Le prévenu explique s’être ensuite arrêté sur l’aire de Capellen pour régler le litige avec l’autre automobiliste. «Il n’a pas daigné sortir de sa voiture pour me parler. Il n’a rien voulu savoir. Il faisait froid, alors je suis rentré chez moi», raconte Filipe. Une version différente de celle qu’a recueillie un inspecteur de police auprès de l’autre automobiliste et de ses deux passagers. «Le prévenu a insulté l’autre conducteur et lui a dit qu’il ne payerait pas pour les dégâts occasionnés avant de quitter les lieux», rapportait le policier vendredi matin. Contrairement à Filipe, l’autre conducteur a eu le réflexe de prévenir la police.
En prenant la fuite, le trentenaire a laissé le pare-chocs de sa voiture encastré avec sa plaque d’immatriculation dans le pare-chocs de la voiture qu’il avait percutée. Un élément qu’a tenu à préciser le représentant du ministère public dans son réquisitoire. «Cela peut arriver à tout le monde d’avoir un accident en raison du verglas, mais alors on s’arrête et on dresse un constat à l’amiable. Il n’y a rien de grave là-dedans», s’étonne-t-il. «Sauf si on se trouve en état d’ébriété.»

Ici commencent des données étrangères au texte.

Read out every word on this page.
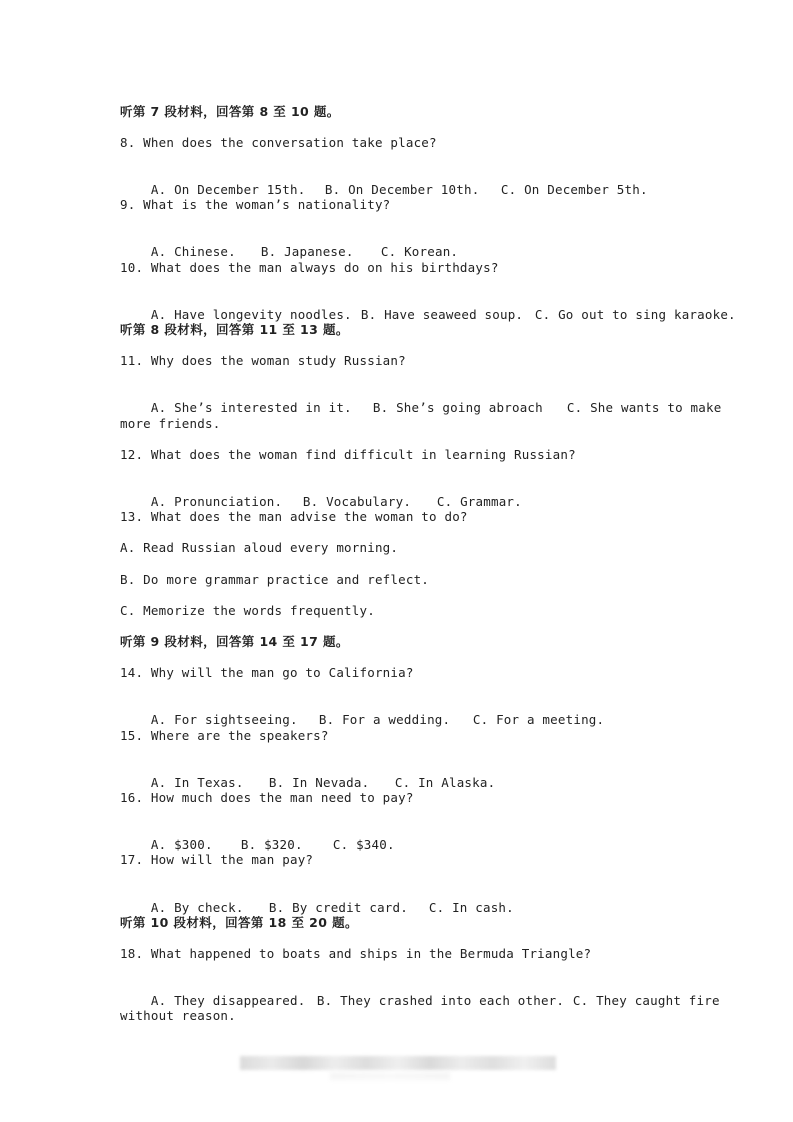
听第 7 段材料，回答第 8 至 10 题。
8. When does the conversation take place?

A. On December 15th. B. On December 10th. C. On December 5th.

9. What is the woman’s nationality?

A. Chinese. B. Japanese. C. Korean.

10. What does the man always do on his birthdays?

A. Have longevity noodles. B. Have seaweed soup. C. Go out to sing karaoke.

听第 8 段材料，回答第 11 至 13 题。
11. Why does the woman study Russian?

A. She’s interested in it. B. She’s going abroach C. She wants to make

more friends.
12. What does the woman find difficult in learning Russian?

A. Pronunciation. B. Vocabulary. C. Grammar.

13. What does the man advise the woman to do?
A. Read Russian aloud every morning.
B. Do more grammar practice and reflect.
C. Memorize the words frequently.
听第 9 段材料，回答第 14 至 17 题。
14. Why will the man go to California?

A. For sightseeing. B. For a wedding. C. For a meeting.

15. Where are the speakers?

A. In Texas. B. In Nevada. C. In Alaska.

16. How much does the man need to pay?

A. $300. B. $320. C. $340.

17. How will the man pay?

A. By check. B. By credit card. C. In cash.

听第 10 段材料，回答第 18 至 20 题。
18. What happened to boats and ships in the Bermuda Triangle?

A. They disappeared. B. They crashed into each other. C. They caught fire

without reason.
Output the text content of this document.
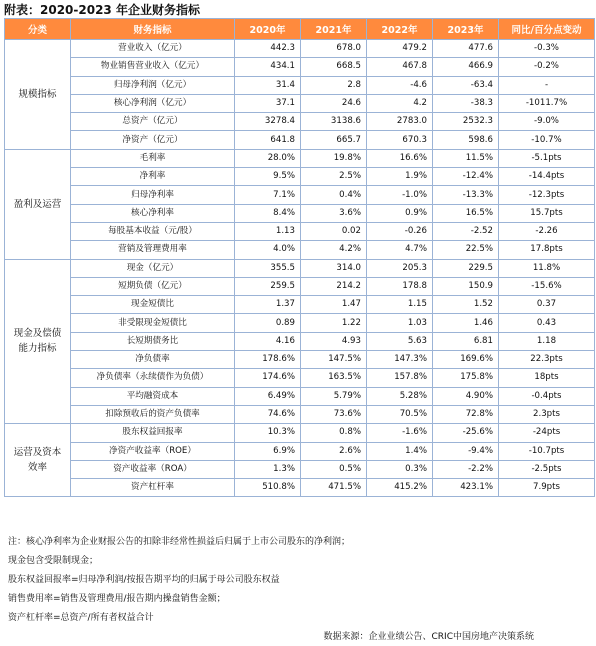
附表：2020-2023 年企业财务指标
分类	财务指标	2020年	2021年	2022年	2023年	同比/百分点变动
规模指标	营业收入（亿元）	442.3	678.0	479.2	477.6	-0.3%
	物业销售营业收入（亿元）	434.1	668.5	467.8	466.9	-0.2%
	归母净利润（亿元）	31.4	2.8	-4.6	-63.4	-
	核心净利润（亿元）	37.1	24.6	4.2	-38.3	-1011.7%
	总资产（亿元）	3278.4	3138.6	2783.0	2532.3	-9.0%
	净资产（亿元）	641.8	665.7	670.3	598.6	-10.7%
盈利及运营	毛利率	28.0%	19.8%	16.6%	11.5%	-5.1pts
	净利率	9.5%	2.5%	1.9%	-12.4%	-14.4pts
	归母净利率	7.1%	0.4%	-1.0%	-13.3%	-12.3pts
	核心净利率	8.4%	3.6%	0.9%	16.5%	15.7pts
	每股基本收益（元/股）	1.13	0.02	-0.26	-2.52	-2.26
	营销及管理费用率	4.0%	4.2%	4.7%	22.5%	17.8pts
现金及偿债能力指标	现金（亿元）	355.5	314.0	205.3	229.5	11.8%
	短期负债（亿元）	259.5	214.2	178.8	150.9	-15.6%
	现金短债比	1.37	1.47	1.15	1.52	0.37
	非受限现金短债比	0.89	1.22	1.03	1.46	0.43
	长短期债务比	4.16	4.93	5.63	6.81	1.18
	净负债率	178.6%	147.5%	147.3%	169.6%	22.3pts
	净负债率（永续债作为负债）	174.6%	163.5%	157.8%	175.8%	18pts
	平均融资成本	6.49%	5.79%	5.28%	4.90%	-0.4pts
	扣除预收后的资产负债率	74.6%	73.6%	70.5%	72.8%	2.3pts
运营及资本效率	股东权益回报率	10.3%	0.8%	-1.6%	-25.6%	-24pts
	净资产收益率（ROE）	6.9%	2.6%	1.4%	-9.4%	-10.7pts
	资产收益率（ROA）	1.3%	0.5%	0.3%	-2.2%	-2.5pts
	资产杠杆率	510.8%	471.5%	415.2%	423.1%	7.9pts
注：核心净利率为企业财报公告的扣除非经常性损益后归属于上市公司股东的净利润；
现金包含受限制现金；
股东权益回报率=归母净利润/按报告期平均的归属于母公司股东权益
销售费用率=销售及管理费用/报告期内操盘销售金额；
资产杠杆率=总资产/所有者权益合计
数据来源：企业业绩公告、CRIC中国房地产决策系统
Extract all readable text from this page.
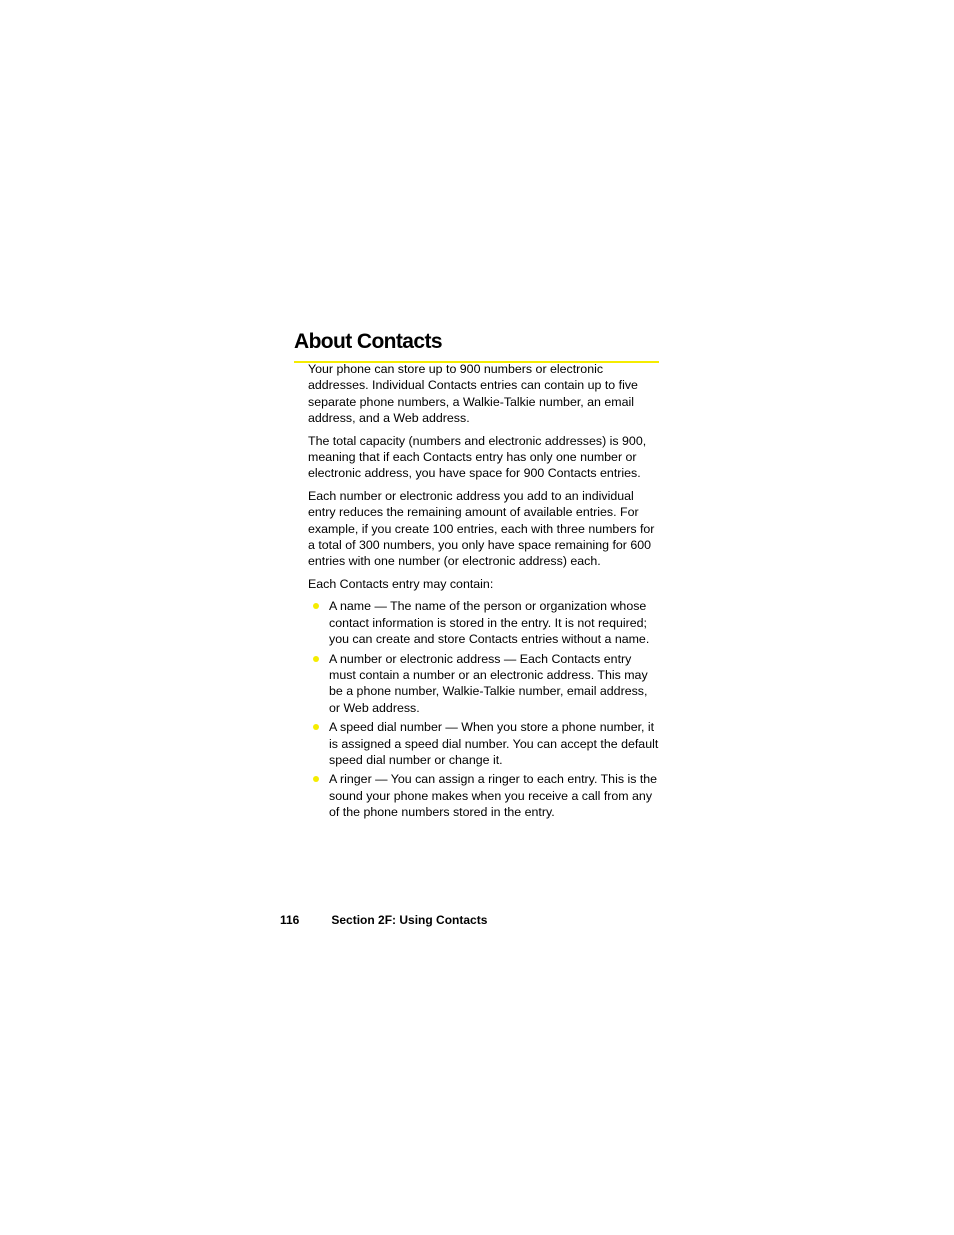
About Contacts

Your phone can store up to 900 numbers or electronic addresses. Individual Contacts entries can contain up to five separate phone numbers, a Walkie-Talkie number, an email address, and a Web address.

The total capacity (numbers and electronic addresses) is 900, meaning that if each Contacts entry has only one number or electronic address, you have space for 900 Contacts entries.

Each number or electronic address you add to an individual entry reduces the remaining amount of available entries. For example, if you create 100 entries, each with three numbers for a total of 300 numbers, you only have space remaining for 600 entries with one number (or electronic address) each.

Each Contacts entry may contain:

A name — The name of the person or organization whose contact information is stored in the entry. It is not required; you can create and store Contacts entries without a name.
A number or electronic address — Each Contacts entry must contain a number or an electronic address. This may be a phone number, Walkie-Talkie number, email address, or Web address.
A speed dial number — When you store a phone number, it is assigned a speed dial number. You can accept the default speed dial number or change it.
A ringer — You can assign a ringer to each entry. This is the sound your phone makes when you receive a call from any of the phone numbers stored in the entry.
116	Section 2F: Using Contacts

Il a estimé que les infractions de délit de fuite et de conduite d’un véhicule en présentant des signes manifestes d’ivresse pouvaient être retenues contre le prévenu. Il en veut pour preuve le faisceau d’indices que constituent les propres déclarations de Filipe à la police, l’accident lui-même et son comportement juste après. Le procureur a requis deux fois 18 mois d’interdiction de conduire et une amende à l’encontre du prévenu. Il ne s’est pas opposé à un sursis intégral.
Emanuel et Filipe seront fixés sur leur sort le 14 juillet.